Since 10 Republicans and 10 Democrats announced their agreement on a bipartisan scheme less than two weeks ago, the main negotiators: Sen. Christopher S. Murphy of Connecticut and Kyrsten Sinema of Arizona, both Democrats, and John Cornyn of Texas and Thom Tillis of North Carolina, both Republicans – have spent hours working out the details and working to keep their fragile coalition together.

“Today, we have finalized bipartisan, common-sense legislation to protect American children, keep our schools safe, and reduce the threat of violence across our country,” the four senators said in a statement. “Our legislation will save lives and will not violate any rights of the Second Amendment of law-abiding Americans. We hope to gain broad, bipartisan support and pass our common-law legislation.”

Last week, talks had been on the verge of failure repeatedly as lawmakers, in meetings and nightly calls, struggled to translate their outline into a legislative text. The group spent the three-day weekend haggling over the details.

The title of the bill reflected that careful negotiation; “security” was especially emphasized, not any particular limit to a person’s right to own or buy a firearm. This was in line with the way Republicans have been discussing the framework agreement, emphasizing all Democratic efforts to limit access to the weapons they have managed to keep out of the final bill.

In its final form, much of the bill’s spending went to investing in mental health, according to a summary reviewed by The New York Times. It includes $ 60 million over five years to provide mental health and behavior training for primary care physicians, $ 150 million to support the National Suicide Prevention Hotline, and $ 240 million over four years for Project AWARE, a program that focuses on supporting the mental health of schoolchildren. $ 28 million of which goes to trauma care in schools.

Two provisions have been particularly complicated in the last days of talks: whether to extend funding for red-flag laws to states that do not have such laws, and how to define exactly a boyfriend or intimate partner, as lawmakers they tried to close what has been done. it is known as the “groove of the groom”.

Current law only prohibits the purchase of a firearm by domestic abusers who have married or lived with the victim, or have had a child with her. Lawmakers expanded the definition to include “a current or recent dating relationship with the victim,” although the change cannot be applied retroactively.

Negotiators also agreed to allow dating partners convicted of a misdemeanor to regain the right to purchase a weapon after five years, as long as they were first-time offenders and not found guilty of any other crime or violent crime.

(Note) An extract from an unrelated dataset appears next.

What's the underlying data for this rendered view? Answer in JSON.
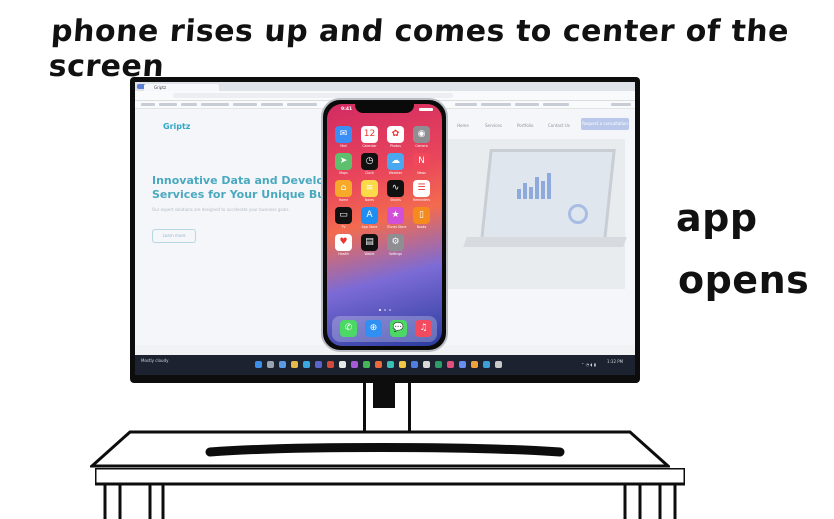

And lawmakers agreed to allow states access to federal funds to implement red-flag laws or to support what Mr. Cornyn described them as “crisis intervention programs,” including programs related to mental health courts, drug courts, and veterans’ courts.

The bill will be funded by delaying the implementation of a Medicare standard passed under former President Donald J. Trump that would limit hidden discounts negotiated between pharmaceutical companies and insurers.

Most Republicans in the Senate still opposed the move, arguing that it violated the rights of gun owners. Over the weekend, Texas Republicans booed Mr. Cornyn and he went on to formally “rebuke” him and eight other Republicans for their role in the negotiations.

Some Progressive Democrats, especially in the House, where they have advanced much more ambitious gun reform legislation, have expressed concern over the notion of “hardening” schools or further stigmatizing mental health struggles.

But arms security activists and groups such as the NAACP, which supports broader arms legislation, said they would support it in trying to address at least some aspects of a crisis that has affected the country.

“When school children, church attendees and grocery buyers are shot down, the perfect can’t be the enemy of the good,” NAACP President Derrick Johnson said in a statement.

“This bipartisan legislation meets the most important test: it will save lives,” John Feinblatt, president of Everytown for Gun Safety, said in a statement. “We are now one step closer to breaking the 26-year deadlock that has blocked Congressional action to protect Americans from armed violence.”

Margot Sanger-Katz contributed to the report.